Pentecost is what lights our lights. Dreaming dreams and seeing visions, being enthusiastic architects of a better world is now the business of every Christian. These different gifts work in different ways, but always for the purpose of bringing God’s healing and love into more of the world. We learn from Pentecost that ministry about working together. We are all connected, all part of the body of Christ. We all need each other to function at our best. In the church, we strive to give everyone a part, not just so we share the load but also to find a place for each particular gift. We enrich our congregation and build community by helping more people get involved in fellowship, worship, and service. That could mean thinking outside the box when it comes to the ministries we do. Even if we’re covering all the bases, if there are new people who want to be in on the game, maybe it’s time to change the game and add more bases. No matter what, we try to do each ministry with a “servant’s heart,” sensitive that we are part of a larger team working for the good of the whole.

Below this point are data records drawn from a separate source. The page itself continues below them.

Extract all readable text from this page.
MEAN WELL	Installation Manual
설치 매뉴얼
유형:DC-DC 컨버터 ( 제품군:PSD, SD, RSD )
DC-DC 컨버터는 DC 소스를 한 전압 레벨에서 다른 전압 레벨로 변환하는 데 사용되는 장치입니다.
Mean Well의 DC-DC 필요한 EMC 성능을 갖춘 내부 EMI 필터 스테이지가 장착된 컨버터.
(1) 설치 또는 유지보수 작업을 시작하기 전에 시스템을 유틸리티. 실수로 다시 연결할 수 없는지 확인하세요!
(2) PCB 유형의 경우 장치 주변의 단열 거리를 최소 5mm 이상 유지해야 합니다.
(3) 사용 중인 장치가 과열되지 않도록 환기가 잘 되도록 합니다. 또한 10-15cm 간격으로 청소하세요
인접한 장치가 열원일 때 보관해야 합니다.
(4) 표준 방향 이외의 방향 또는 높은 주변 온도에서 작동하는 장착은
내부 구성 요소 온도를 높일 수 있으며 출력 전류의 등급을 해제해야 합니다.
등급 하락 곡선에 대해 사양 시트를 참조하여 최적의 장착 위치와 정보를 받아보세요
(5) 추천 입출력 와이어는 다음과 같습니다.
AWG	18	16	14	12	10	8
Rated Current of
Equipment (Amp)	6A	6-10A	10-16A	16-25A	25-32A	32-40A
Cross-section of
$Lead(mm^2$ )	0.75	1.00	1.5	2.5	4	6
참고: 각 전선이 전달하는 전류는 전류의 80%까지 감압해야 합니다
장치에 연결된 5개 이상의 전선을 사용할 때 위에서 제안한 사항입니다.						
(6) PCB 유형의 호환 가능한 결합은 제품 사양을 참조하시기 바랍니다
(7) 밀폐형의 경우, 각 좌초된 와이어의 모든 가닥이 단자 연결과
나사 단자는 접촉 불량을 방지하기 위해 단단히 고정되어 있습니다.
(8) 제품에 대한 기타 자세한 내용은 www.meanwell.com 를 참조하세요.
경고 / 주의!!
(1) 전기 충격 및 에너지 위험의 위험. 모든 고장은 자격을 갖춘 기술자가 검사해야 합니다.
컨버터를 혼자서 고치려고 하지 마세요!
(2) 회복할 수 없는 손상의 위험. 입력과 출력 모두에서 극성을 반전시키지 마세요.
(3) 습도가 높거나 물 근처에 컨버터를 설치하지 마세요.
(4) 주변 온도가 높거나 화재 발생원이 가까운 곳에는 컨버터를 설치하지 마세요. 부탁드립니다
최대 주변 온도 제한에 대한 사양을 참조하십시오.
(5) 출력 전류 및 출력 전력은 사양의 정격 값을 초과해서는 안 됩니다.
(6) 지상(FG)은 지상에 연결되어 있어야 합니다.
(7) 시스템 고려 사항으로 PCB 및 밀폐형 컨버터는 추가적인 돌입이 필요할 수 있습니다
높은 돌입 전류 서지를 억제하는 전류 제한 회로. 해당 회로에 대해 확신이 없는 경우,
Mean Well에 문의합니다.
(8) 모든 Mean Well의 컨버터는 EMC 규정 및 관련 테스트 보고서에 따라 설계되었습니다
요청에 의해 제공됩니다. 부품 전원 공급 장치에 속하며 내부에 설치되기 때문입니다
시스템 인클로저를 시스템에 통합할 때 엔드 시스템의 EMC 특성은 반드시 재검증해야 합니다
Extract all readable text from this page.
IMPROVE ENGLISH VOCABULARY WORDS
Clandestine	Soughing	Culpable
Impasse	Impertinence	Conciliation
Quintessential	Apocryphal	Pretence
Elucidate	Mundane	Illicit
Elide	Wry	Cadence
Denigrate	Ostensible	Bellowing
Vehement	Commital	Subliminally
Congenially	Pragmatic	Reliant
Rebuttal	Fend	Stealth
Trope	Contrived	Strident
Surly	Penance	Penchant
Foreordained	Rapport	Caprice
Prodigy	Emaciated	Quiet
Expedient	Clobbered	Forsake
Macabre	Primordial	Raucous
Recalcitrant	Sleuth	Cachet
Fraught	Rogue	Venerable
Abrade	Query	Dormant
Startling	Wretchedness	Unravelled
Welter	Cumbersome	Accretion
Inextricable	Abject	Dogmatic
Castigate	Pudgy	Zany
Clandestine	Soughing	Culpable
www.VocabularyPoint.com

As usual this Pentecost, we celebrated our confirmation ministry at Atonement. The four young people in confirmation each shared a presentation using the gifts God gave them to tell the story of their faith. Joshua Diemer presented a powerpoint he called “The Church as a Team.” He showed that the different roles and tasks in our congregation are similar to roles you’d find on a sports team, with a leader (pastor), coach (God), ball carriers (volunteers), medics (helping ministries), and even announcers (powerpoint makers), and fans (everyone who goes out and spreads the Word). Nicholas Trejo spoke about ways the Church has changed and adapted over time, taking new shapes and forms and using new technologies. He pointed out that having a Bible app is a revolutionary new thing, but so was the Gutenberg Bible and being able to read Scripture in your own language. Z’Leah Liburd sang a moving song that included the words “I give myself away (so You can use me).” Accompanying the song was a slide show of pictures that depicted her volunteer work in the church, and other achievements she has made despite being visually impaired. Alex Rivera-Matos, the one being confirmed that day, talked about the way his faith shapes and influences his own personal life. He shared ways that music, prayer, and sports shape his own priorities and relationships, and helps him feel closer to God.
How wonderful to see young people living out their faith with enthusiasm and creativity. Clearly, they get it! Several people stopped me on the way out of church that morning, telling me how impressed they were with these young people, and how clear it was that God’s Spirit was at work in, on, and through each of them. One person told me, “These kids have a lot to teach our whole congregation.” Let’s learn a lesson from them, and stay fired up for God this summer!